India and the US on Thursday elevated their strategic ties to a new level and signed a long-negotiated defence pact that will enable Indian armed forces to buy more sensitive military equipment from Washington while they also pledged to cooperate for ensuring "a free, open Indo-Pacific" region to contain China's expansionist aspirations.
The two sides held their first 2+2 talks between external affairs minister Sushma Swaraj, defence minister Nirmala Sitharaman and their US counterparts secretary of state Mike Pompeo and defence secretary James Mattis.
The talks among other key outcomes culminated into the signing of Communications, Compatibility, Security Agreement (COMCASA).
Sitharaman and Mattis signed the pact as two of the most powerful men in the world negotiated with two top women ministers of India.
Addressing the media after the talks, Swaraj and Sitharaman said the two sides have concluded the COMCASA pact, taking their already close strategic and defence ties to an advanced level.
"Defence came out as the single-most important aspect of our discussions today," Sitharaman said.
"We are also putting in place an enabling framework for closer cooperation between our defence forces. The signing of COMCASA today will enable India to access advanced technologies from the US and enhance India's defence preparedness."

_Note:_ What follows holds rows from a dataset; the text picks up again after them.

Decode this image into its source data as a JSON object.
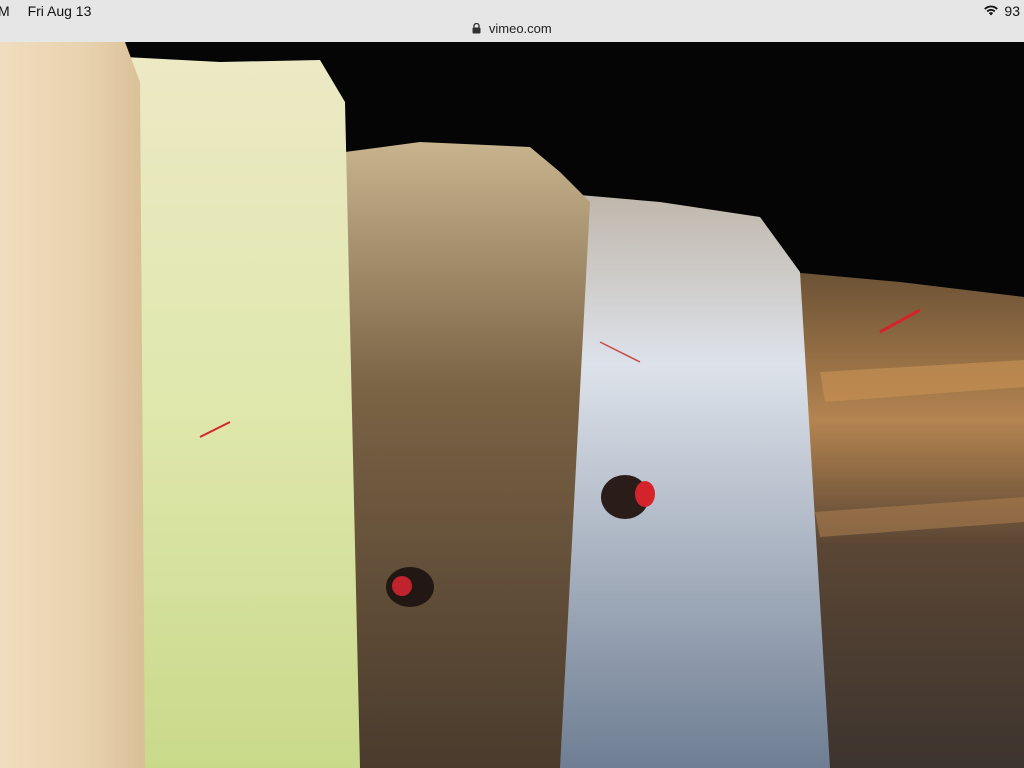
{
  "status_bar": {
    "time": "M",
    "date": "Fri Aug 13",
    "battery": "93",
    "wifi_icon": "wifi-icon"
  },
  "browser": {
    "url": "vimeo.com",
    "lock_icon": "lock-icon"
  },
  "media": {
    "description_colors": {
      "background": "#050505",
      "bone_cortex": "#e7d2b0",
      "fat_yellow": "#d7e3a0",
      "muscle_brown": "#6c5134",
      "fascia_white": "#cfd4dc",
      "vessel_red": "#d5232b"
    }
  }
}
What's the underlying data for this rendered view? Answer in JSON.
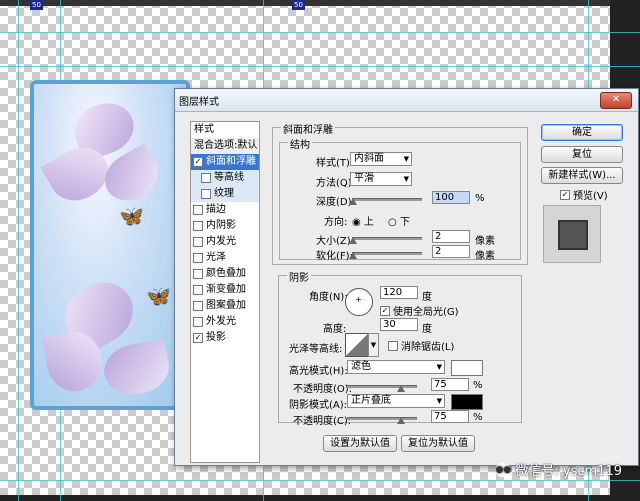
{
  "canvas": {
    "ruler_tags": [
      "50",
      "50"
    ]
  },
  "dialog": {
    "title": "图层样式",
    "close_glyph": "✕"
  },
  "styles_panel": {
    "header": "样式",
    "blend_options": "混合选项:默认",
    "items": [
      {
        "label": "斜面和浮雕",
        "checked": true,
        "selected": true
      },
      {
        "label": "等高线",
        "checked": false,
        "sub": true
      },
      {
        "label": "纹理",
        "checked": false,
        "sub": true
      },
      {
        "label": "描边",
        "checked": false
      },
      {
        "label": "内阴影",
        "checked": false
      },
      {
        "label": "内发光",
        "checked": false
      },
      {
        "label": "光泽",
        "checked": false
      },
      {
        "label": "颜色叠加",
        "checked": false
      },
      {
        "label": "渐变叠加",
        "checked": false
      },
      {
        "label": "图案叠加",
        "checked": false
      },
      {
        "label": "外发光",
        "checked": false
      },
      {
        "label": "投影",
        "checked": true
      }
    ]
  },
  "bevel": {
    "section_title": "斜面和浮雕",
    "structure_title": "结构",
    "style_label": "样式(T):",
    "style_value": "内斜面",
    "technique_label": "方法(Q):",
    "technique_value": "平滑",
    "depth_label": "深度(D):",
    "depth_value": "100",
    "depth_unit": "%",
    "direction_label": "方向:",
    "direction_up": "上",
    "direction_down": "下",
    "size_label": "大小(Z):",
    "size_value": "2",
    "size_unit": "像素",
    "soften_label": "软化(F):",
    "soften_value": "2",
    "soften_unit": "像素"
  },
  "shading": {
    "title": "阴影",
    "angle_label": "角度(N):",
    "angle_value": "120",
    "angle_unit": "度",
    "global_light_label": "使用全局光(G)",
    "altitude_label": "高度:",
    "altitude_value": "30",
    "altitude_unit": "度",
    "gloss_contour_label": "光泽等高线:",
    "anti_alias_label": "消除锯齿(L)",
    "highlight_mode_label": "高光模式(H):",
    "highlight_mode_value": "滤色",
    "highlight_opacity_label": "不透明度(O):",
    "highlight_opacity_value": "75",
    "shadow_mode_label": "阴影模式(A):",
    "shadow_mode_value": "正片叠底",
    "shadow_opacity_label": "不透明度(C):",
    "shadow_opacity_value": "75",
    "percent": "%",
    "highlight_color": "#ffffff",
    "shadow_color": "#000000"
  },
  "footer": {
    "make_default": "设置为默认值",
    "reset_default": "复位为默认值"
  },
  "side_buttons": {
    "ok": "确定",
    "reset": "复位",
    "new_style": "新建样式(W)...",
    "preview_label": "预览(V)"
  },
  "watermark": {
    "text": "微信号: yscm119"
  }
}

The pact guarantees India access to critical US defence technologies and communication network to help the militaries of the two countries in their interoperability.
Indian armed forces will now also be allowed to install US-made high-security communication equipment on defence platforms sourced from America.
COMCASA is the second of the three foundational agreements needed for interoperability with the US.
The two countries had earlier inked the Logistics Exchange Memorandum of Agreement in 2016. However, the Basic Exchange and Cooperation Agreement remains pending.
Secretary Pompeo told the reporters that the US and India shared a commitment to "a safe, secure, prosperous, free and open Indo-Pacific region" -- the region in India's backyard where China has expanded its military presence, threatening trade on the key maritime line.
"The two sides also agreed to boost the rule of law, national sovereignty, peaceful resolution of maritime and other issues. We decided to elevate our strategic relations for more cooperation. We also agreed to increase military cooperation with India."
Sitharaman said maritime security was one of the focuses of the ties and "to deepen our cooperation in this area, we will expand our interactions on maritime domain awareness".
She recalled that the US had renamed its Pacific Command responsible for relations with India as Indo-Pacific Command which reflected "our wider global partnership" and would "enhance our interactions with the US military's Central Command".
A joint statement issued after the talks recognised "that the two sides are strategic partners, major and independent stakeholders in world affairs".
It noted their commitment to work together and "in concert with other partners toward advancing a free, open, and inclusive Indo-Pacific region, based on recognition of ASEAN centrality and on respect for sovereignty, territorial integrity, rule of law, good governance, free and fair trade, and freedom of navigation and overflight".
The two sides emphasized the need to work collectively with other partner countries to support transparent, responsible, and sustainable debt financing practices in infrastructure development and connectivity for the Indo-Pacific region.
Secretary Mattis described the inaugural 2+2 dialogue "productive and forward thinking" to boost "our bilateral relationship and our shared future".